What is the problem in financial reporting?

The reporting problems with hospitals without an analytics tool are two-fold: increased man-power and slower speeds. Hospital CFOs and administrators do not have the time to sift through the immense amount of data created by individual reports. According to a Healthcare Informatics article, one CFO had an 80-report backlog with nobody to handle the overflow of information. To scan this amount of data would be a monumental task, let alone analyzing it and finding outliers that drag on revenue. Aside from being overwhelming and growing exponentially, an 80-report backlog is like a zombie horde in its mindlessness. There is no way to make sense of the data or glean any valuable insights that drive decision-making.
In regards to speed, the integrity of the zombie comparison depends on which movie or TV show is in question. We will ignore movies like “28 Days Later” or “Train to Busan,” which feature fast zombies, and instead go with zombies from George A. Romero’s “Night of the Living Dead,” as it’s slow zombies that better fit my argument.
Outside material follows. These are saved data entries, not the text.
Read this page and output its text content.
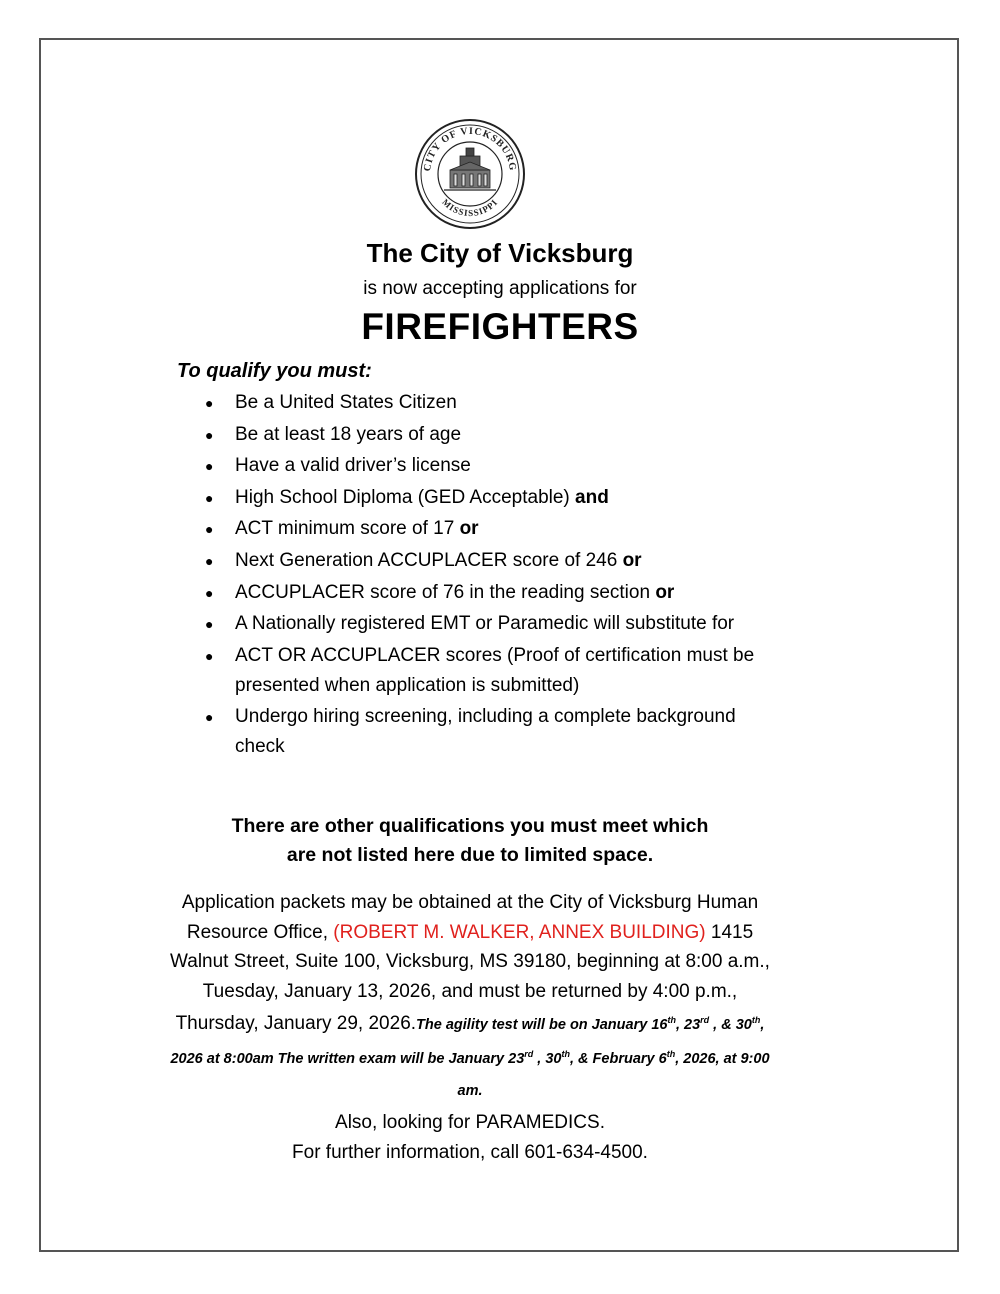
CITY OF VICKSBURG
MISSISSIPPI
The City of Vicksburg
is now accepting applications for
FIREFIGHTERS
To qualify you must:
● Be a United States Citizen
● Be at least 18 years of age
● Have a valid driver’s license
● High School Diploma (GED Acceptable) and
● ACT minimum score of 17 or
● Next Generation ACCUPLACER score of 246 or
● ACCUPLACER score of 76 in the reading section or
● A Nationally registered EMT or Paramedic will substitute for
● ACT OR ACCUPLACER scores (Proof of certification must be presented when application is submitted)
● Undergo hiring screening, including a complete background check
There are other qualifications you must meet which
are not listed here due to limited space.
Application packets may be obtained at the City of Vicksburg Human Resource Office, (ROBERT M. WALKER, ANNEX BUILDING) 1415 Walnut Street, Suite 100, Vicksburg, MS 39180, beginning at 8:00 a.m., Tuesday, January 13, 2026, and must be returned by 4:00 p.m., Thursday, January 29, 2026.The agility test will be on January 16th, 23rd , & 30th, 2026 at 8:00am The written exam will be January 23rd , 30th, & February 6th, 2026, at 9:00 am.
Also, looking for PARAMEDICS.
For further information, call 601-634-4500.
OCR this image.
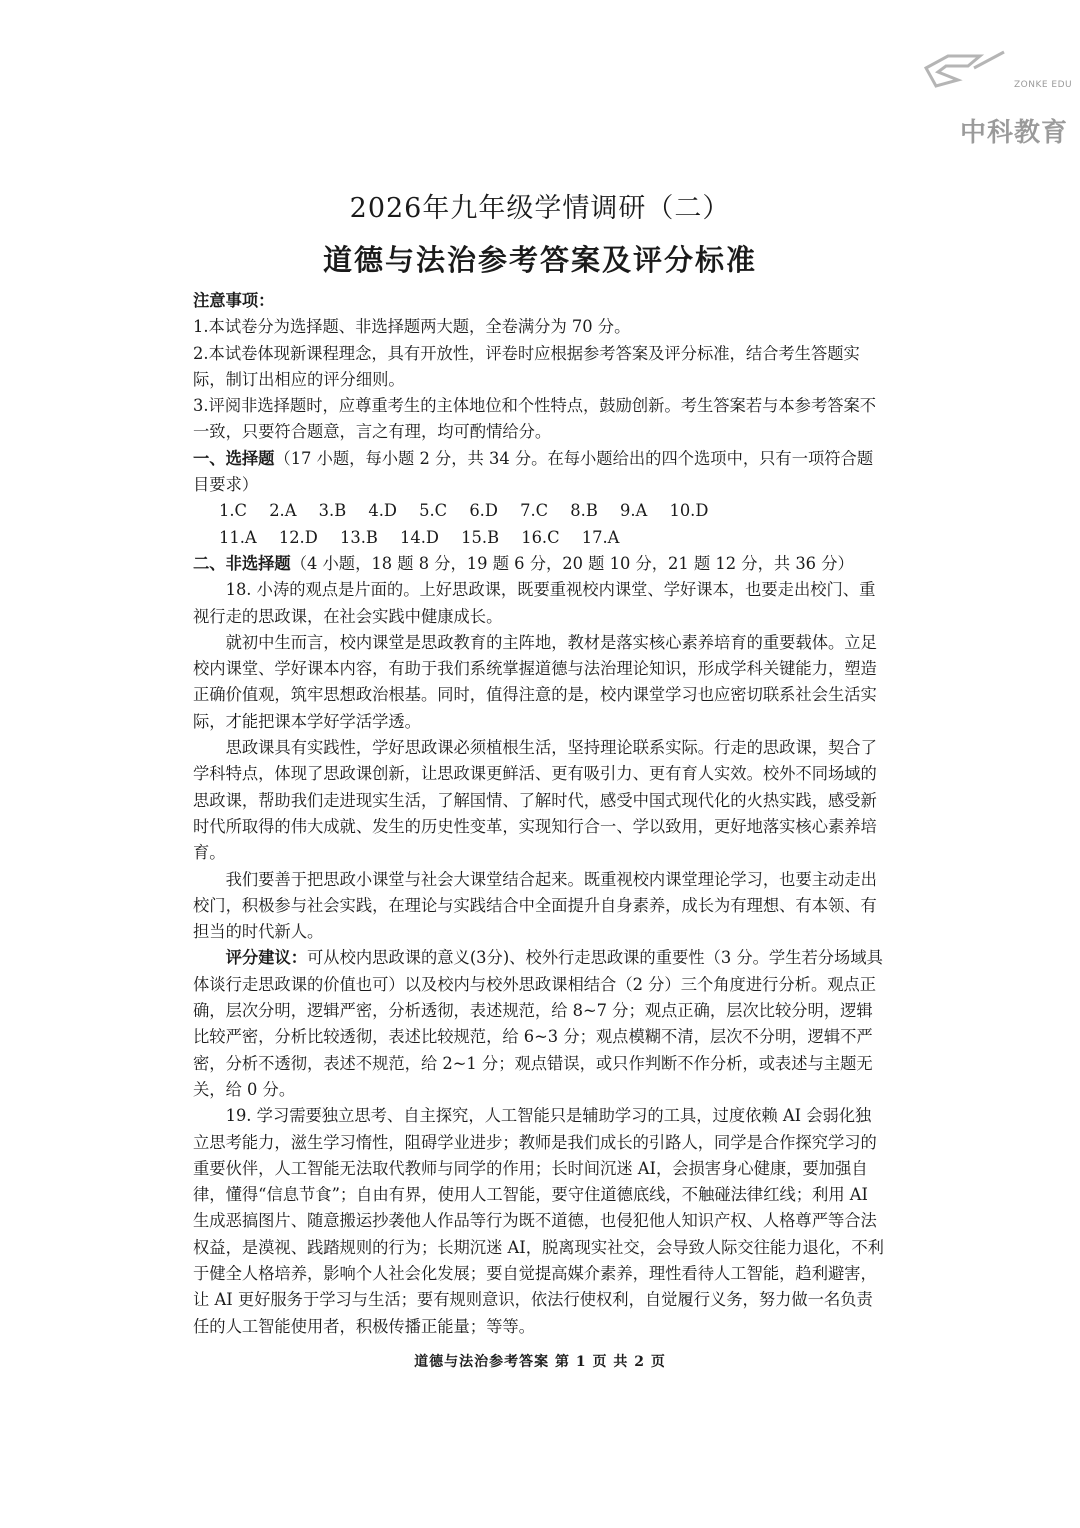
ZONKE EDU
中科教育
2026年九年级学情调研（二）
道德与法治参考答案及评分标准

注意事项：

1.本试卷分为选择题、非选择题两大题，全卷满分为 70 分。

2.本试卷体现新课程理念，具有开放性，评卷时应根据参考答案及评分标准，结合考生答题实际，制订出相应的评分细则。

3.评阅非选择题时，应尊重考生的主体地位和个性特点，鼓励创新。考生答案若与本参考答案不一致，只要符合题意，言之有理，均可酌情给分。

一、选择题（17 小题，每小题 2 分，共 34 分。在每小题给出的四个选项中，只有一项符合题目要求）

1.C 2.A 3.B 4.D 5.C 6.D 7.C 8.B 9.A 10.D

11.A 12.D 13.B 14.D 15.B 16.C 17.A

二、非选择题（4 小题，18 题 8 分，19 题 6 分，20 题 10 分，21 题 12 分，共 36 分）

18. 小涛的观点是片面的。上好思政课，既要重视校内课堂、学好课本，也要走出校门、重视行走的思政课，在社会实践中健康成长。

就初中生而言，校内课堂是思政教育的主阵地，教材是落实核心素养培育的重要载体。立足校内课堂、学好课本内容，有助于我们系统掌握道德与法治理论知识，形成学科关键能力，塑造正确价值观，筑牢思想政治根基。同时，值得注意的是，校内课堂学习也应密切联系社会生活实际，才能把课本学好学活学透。

思政课具有实践性，学好思政课必须植根生活，坚持理论联系实际。行走的思政课，契合了学科特点，体现了思政课创新，让思政课更鲜活、更有吸引力、更有育人实效。校外不同场域的思政课，帮助我们走进现实生活，了解国情、了解时代，感受中国式现代化的火热实践，感受新时代所取得的伟大成就、发生的历史性变革，实现知行合一、学以致用，更好地落实核心素养培育。

我们要善于把思政小课堂与社会大课堂结合起来。既重视校内课堂理论学习，也要主动走出校门，积极参与社会实践，在理论与实践结合中全面提升自身素养，成长为有理想、有本领、有担当的时代新人。

评分建议：可从校内思政课的意义(3分)、校外行走思政课的重要性（3 分。学生若分场域具体谈行走思政课的价值也可）以及校内与校外思政课相结合（2 分）三个角度进行分析。观点正确，层次分明，逻辑严密，分析透彻，表述规范，给 8~7 分；观点正确，层次比较分明，逻辑比较严密，分析比较透彻，表述比较规范，给 6~3 分；观点模糊不清，层次不分明，逻辑不严密，分析不透彻，表述不规范，给 2~1 分；观点错误，或只作判断不作分析，或表述与主题无关，给 0 分。

19. 学习需要独立思考、自主探究，人工智能只是辅助学习的工具，过度依赖 AI 会弱化独立思考能力，滋生学习惰性，阻碍学业进步；教师是我们成长的引路人，同学是合作探究学习的重要伙伴，人工智能无法取代教师与同学的作用；长时间沉迷 AI，会损害身心健康，要加强自律，懂得“信息节食”；自由有界，使用人工智能，要守住道德底线，不触碰法律红线；利用 AI 生成恶搞图片、随意搬运抄袭他人作品等行为既不道德，也侵犯他人知识产权、人格尊严等合法权益，是漠视、践踏规则的行为；长期沉迷 AI，脱离现实社交，会导致人际交往能力退化，不利于健全人格培养，影响个人社会化发展；要自觉提高媒介素养，理性看待人工智能，趋利避害，让 AI 更好服务于学习与生活；要有规则意识，依法行使权利，自觉履行义务，努力做一名负责任的人工智能使用者，积极传播正能量；等等。

道德与法治参考答案 第 1 页 共 2 页
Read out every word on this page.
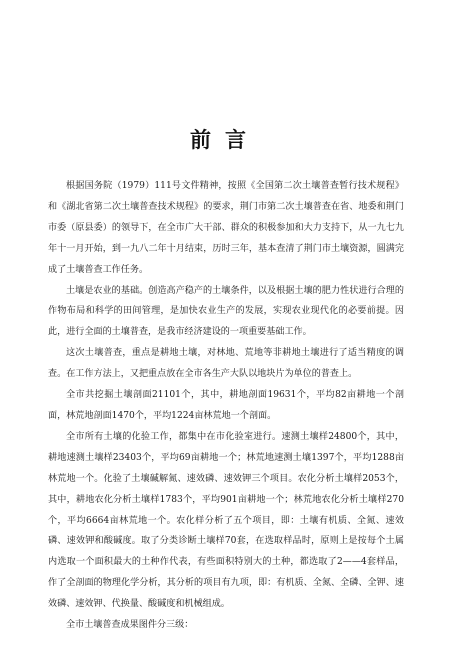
前言

根据国务院（1979）111号文件精神，按照《全国第二次土壤普查暂行技术规程》和《湖北省第二次土壤普查技术规程》的要求，荆门市第二次土壤普查在省、地委和荆门市委（原县委）的领导下，在全市广大干部、群众的积极参加和大力支持下，从一九七九年十一月开始，到一九八二年十月结束，历时三年，基本查清了荆门市土壤资源，圆满完成了土壤普查工作任务。

土壤是农业的基础。创造高产稳产的土壤条件，以及根据土壤的肥力性状进行合理的作物布局和科学的田间管理，是加快农业生产的发展，实现农业现代化的必要前提。因此，进行全面的土壤普查，是我市经济建设的一项重要基础工作。

这次土壤普查，重点是耕地土壤，对林地、荒地等非耕地土壤进行了适当精度的调查。在工作方法上，又把重点放在全市各生产大队以地块片为单位的普查上。

全市共挖掘土壤剖面21101个，其中，耕地剖面19631个，平均82亩耕地一个剖面，林荒地剖面1470个，平均1224亩林荒地一个剖面。

全市所有土壤的化验工作，都集中在市化验室进行。速测土壤样24800个，其中，耕地速测土壤样23403个，平均69亩耕地一个；林荒地速测土壤1397个，平均1288亩林荒地一个。化验了土壤碱解氮、速效磷、速效钾三个项目。农化分析土壤样2053个，其中，耕地农化分析土壤样1783个，平均901亩耕地一个；林荒地农化分析土壤样270个，平均6664亩林荒地一个。农化样分析了五个项目，即：土壤有机质、全氮、速效磷、速效钾和酸碱度。取了分类诊断土壤样70套，在选取样品时，原则上是按每个土属内选取一个面积最大的土种作代表，有些面积特别大的土种，都选取了2——4套样品，作了全剖面的物理化学分析，其分析的项目有九项，即：有机质、全氮、全磷、全钾、速效磷、速效钾、代换量、酸碱度和机械组成。

全市土壤普查成果图件分三级：
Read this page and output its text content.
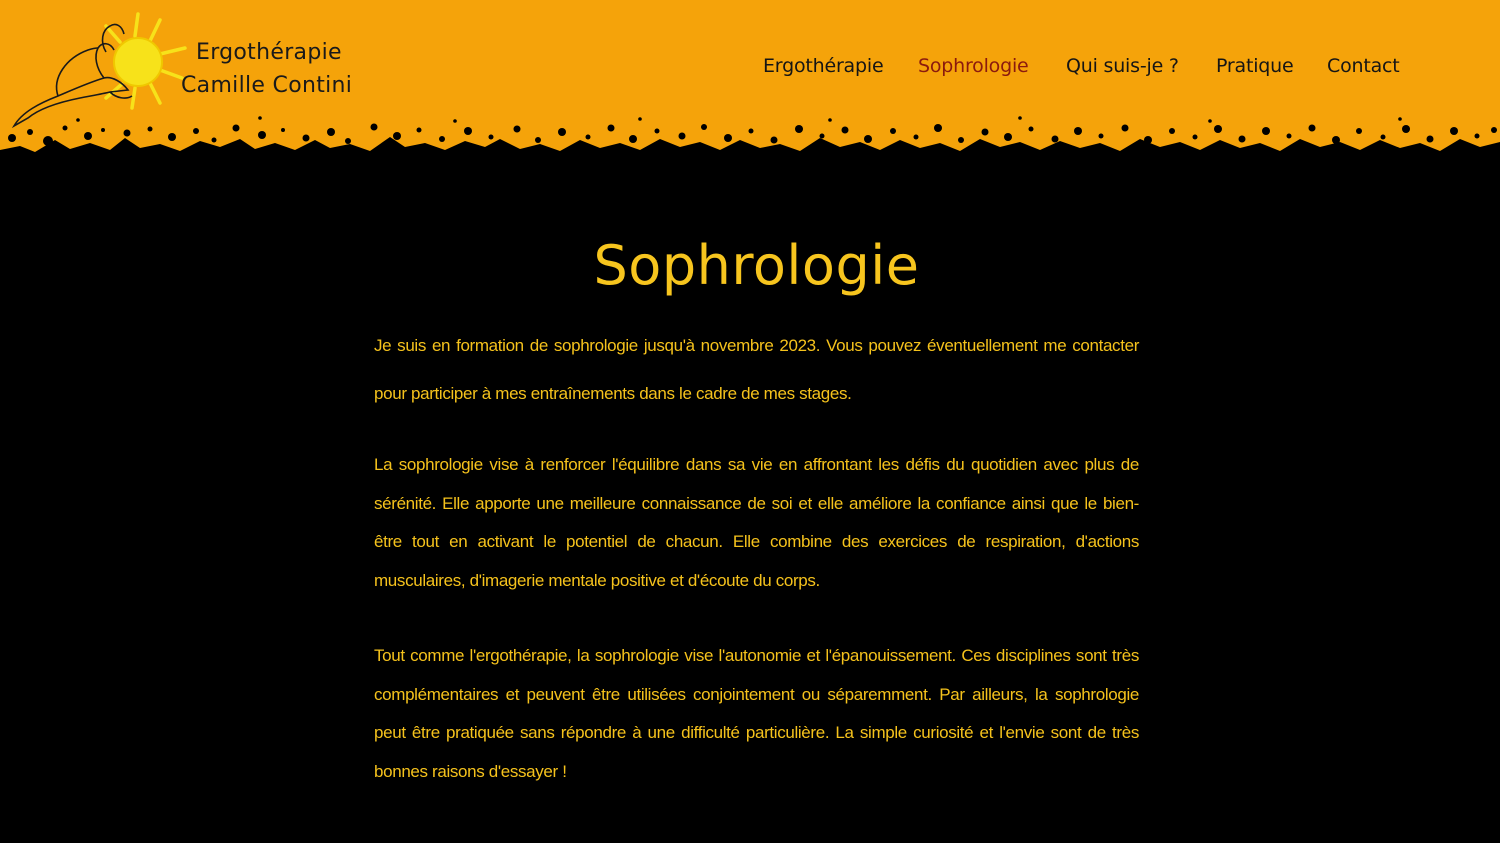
Ergothérapie
Camille Contini
Ergothérapie Sophrologie Qui suis-je ? Pratique Contact
Sophrologie

Je suis en formation de sophrologie jusqu'à novembre 2023. Vous pouvez éventuellement me contacter pour participer à mes entraînements dans le cadre de mes stages.

La sophrologie vise à renforcer l'équilibre dans sa vie en affrontant les défis du quotidien avec plus de sérénité. Elle apporte une meilleure connaissance de soi et elle améliore la confiance ainsi que le bien-être tout en activant le potentiel de chacun. Elle combine des exercices de respiration, d'actions musculaires, d'imagerie mentale positive et d'écoute du corps.

Tout comme l'ergothérapie, la sophrologie vise l'autonomie et l'épanouissement. Ces disciplines sont très complémentaires et peuvent être utilisées conjointement ou séparemment. Par ailleurs, la sophrologie peut être pratiquée sans répondre à une difficulté particulière. La simple curiosité et l'envie sont de très bonnes raisons d'essayer !
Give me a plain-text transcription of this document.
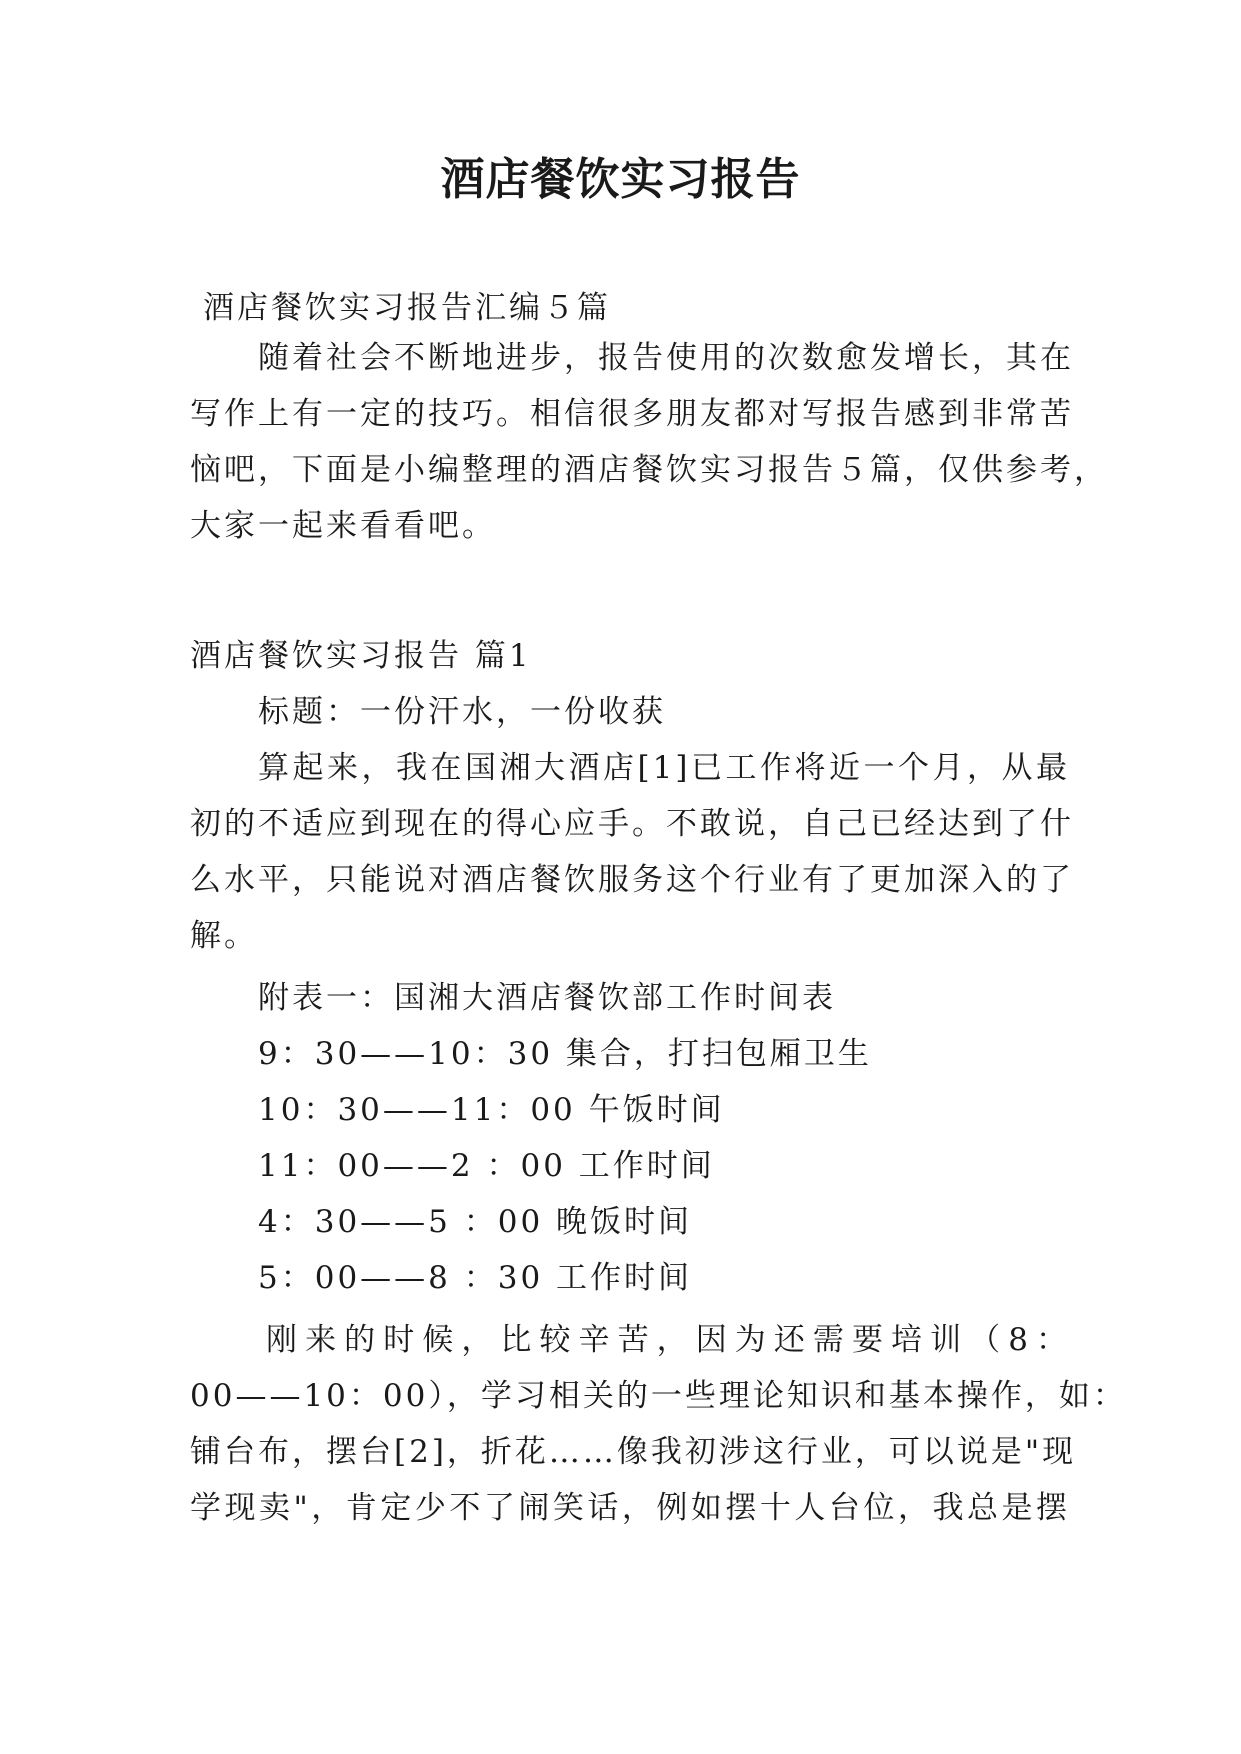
酒店餐饮实习报告
酒店餐饮实习报告汇编５篇
随着社会不断地进步，报告使用的次数愈发增长，其在
写作上有一定的技巧。相信很多朋友都对写报告感到非常苦
恼吧，下面是小编整理的酒店餐饮实习报告５篇，仅供参考，
大家一起来看看吧。
酒店餐饮实习报告 篇1
标题：一份汗水，一份收获
算起来，我在国湘大酒店[1]已工作将近一个月，从最
初的不适应到现在的得心应手。不敢说，自己已经达到了什
么水平，只能说对酒店餐饮服务这个行业有了更加深入的了
解。
附表一：国湘大酒店餐饮部工作时间表
9：30——10：30 集合，打扫包厢卫生
10：30——11：00 午饭时间
11：00——2 ：00 工作时间
4：30——5 ：00 晚饭时间
5：00——8 ：30 工作时间
刚来的时候，比较辛苦，因为还需要培训（8：
00——10：00），学习相关的一些理论知识和基本操作，如：
铺台布，摆台[2]，折花……像我初涉这行业，可以说是"现
学现卖"，肯定少不了闹笑话，例如摆十人台位，我总是摆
Slow financial reporting means that if an individual report is ever read, it is often times out-of-date or not timely. For financial data, this means a weak spot along the revenue stream is not identified quickly and revenue is lost. In an environment with lower margins and a more complex reimbursement structure that is prone to issues, these days or weeks spent waiting for financial data is extremely valuable.

How can analytics help?

Analytics work as an antidote to the mindless zombies. The solution turns the undead back into useful members of society. In a more concrete sense, an analytics solution combines data from all sources of financial information into one place and allows CFOs the opportunity to locate issues along the revenue stream quickly. It eliminates reporting pileups and allows the health system to make timely decisions that save money.

Speaking to Beckers Hospital Review, chief technology officer of SSI Group Eric Nilsson perfectly conveys how useless data can be used productively with an RCM tool: “Analytics helps organizations understand the levers they can pull to effect change to a process and measure the impact of that change.” The tool does the heavy lifting of data compilation and visualization to turn the mindless horde of data into a contributing factor to a health organization. For example, the tool can be used to improve revenue by reducing days in A/R or identifying bottlenecks in the payment map. Zombie movies rarely end happily ever after but in the fight against the hordes of informational zombies there is a light at the end of the tunnel with analytics.